In 1991 the County financed $63,539,741 in Certificates of Participation to fund the construction of the Maguire Jail Expansion and the County Parking Garage at interest rates ranging from 6.25% in 1998 to 7.10% in 2021. In 1993, the County refinanced the 1991 Certificates of Participation with $68,137,797 in 1993 Refunding Lease Revenue Bonds in order to reduce County debt service payments. Interest rates on the refinancing bonds ranged from 4.40% in 1999 to 5.30% in 2021. Under Federal Tax Law, the 1993 Bonds could not be refinanced until June 2003, the first date on which the 1993 bonds could be retired immediately through a new refinancing.

 

DISCUSSION:

In late October 2003, Henderson Capital contacted the County regarding a refinancing opportunity related to a portion of the 1993 Lease Revenue Refunding Bonds. The County has not worked with Henderson Capital in the past but has had a relationship with Jim Gibbs, their representative, for more than a decade. The County has a longstanding policy of encouraging underwriting firms to bring new and money saving ideas to the attention of the County and for using such firms to underwrite the bonds where the ideas are utilized.
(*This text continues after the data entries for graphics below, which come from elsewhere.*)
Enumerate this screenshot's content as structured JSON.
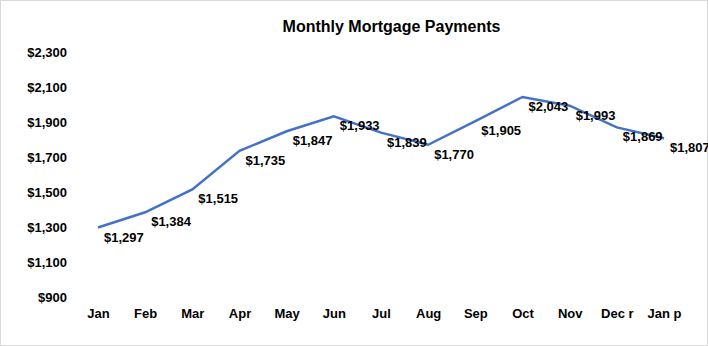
{
  "chart_data": {
    "type": "line",
    "title": "Monthly Mortgage Payments",
    "categories": [
      "Jan",
      "Feb",
      "Mar",
      "Apr",
      "May",
      "Jun",
      "Jul",
      "Aug",
      "Sep",
      "Oct",
      "Nov",
      "Dec r",
      "Jan p"
    ],
    "values": [
      1297,
      1384,
      1515,
      1735,
      1847,
      1933,
      1839,
      1770,
      1905,
      2043,
      1993,
      1869,
      1807
    ],
    "value_labels": [
      "$1,297",
      "$1,384",
      "$1,515",
      "$1,735",
      "$1,847",
      "$1,933",
      "$1,839",
      "$1,770",
      "$1,905",
      "$2,043",
      "$1,993",
      "$1,869",
      "$1,807"
    ],
    "color": "#4472c4",
    "data_labels": true,
    "grid": false,
    "ylim": [
      900,
      2300
    ],
    "yticks": [
      {
        "value": 900,
        "label": "$900"
      },
      {
        "value": 1100,
        "label": "$1,100"
      },
      {
        "value": 1300,
        "label": "$1,300"
      },
      {
        "value": 1500,
        "label": "$1,500"
      },
      {
        "value": 1700,
        "label": "$1,700"
      },
      {
        "value": 1900,
        "label": "$1,900"
      },
      {
        "value": 2100,
        "label": "$2,100"
      },
      {
        "value": 2300,
        "label": "$2,300"
      }
    ]
  }
}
Given that Henderson Capital was the only firm to bring this idea to the attention of the County - and given the small size of the financing - Henderson Capital will act as sole underwriter for the refinancing. Orrick Herrington & Sutcliffe will act as Bond Counsel. California Financial Services will act as Financial Advisor. Sidley Austin Brown Wood will serve as Underwriter's Counsel. MBIA, the insurer for the 1993 Refunding Bonds, will serve as the insurer for the 2004 Refunding Bonds. Grant Thorton will serve as escrow verification consultant, an accounting role that verifies debt service savings to the County as well as the sufficiency of the refunding escrow to retire all of the identified 1993 Refunding Bonds. Henderson Capital has identified those 1993 Refunding Bond maturities that could be refinanced at a savings to the County, the 2004 through 2008 maturities, with interest rates ranging from 4.70 to 5.00%. The principal amount of these five maturities is $7,670,000. A prepayment premium of 2.0% or $153,400 will be due upon prepayment.

 

VISION ALIGNMENT:

Government decisions are based on careful consideration of future impact, rather than temporary relief or immediate gain.

 

FISCAL IMPACT:

Financing costs of $275,000 for the financing team, bond insurance, rating agencies, official statement printing, and escrow verification consultant will be financed as part of the 2004 Refunding. Cost of issuance are contingent on the sale and completion of the bond financing. The 2004 Bonds are estimated to be issued in the amount of $8,145,000 based on market conditions as of today's date. After all costs estimated debt service savings are approximately $260,000 or $247,000 in 2004 dollars. This represents a savings of 3.22% of the amount refinanced. The industry standard for such refinancings is a minimum savings of 3.00%. The Financing Team expects to sell the 2004 Refunding Bonds in January. The team will be prepared to sell the bonds immediately following New Years day or as soon as market conditions are suited to realizing the three percent savings target. This schedule assumes receipt of an insurance commitment letter from MBIA in December. Once refinanced, the 2004-2008 1993 Refunding Bonds will be defeased and will no longer be a County obligation. On February 17, 2004, these bonds will be redeemed from investors and permanently retired.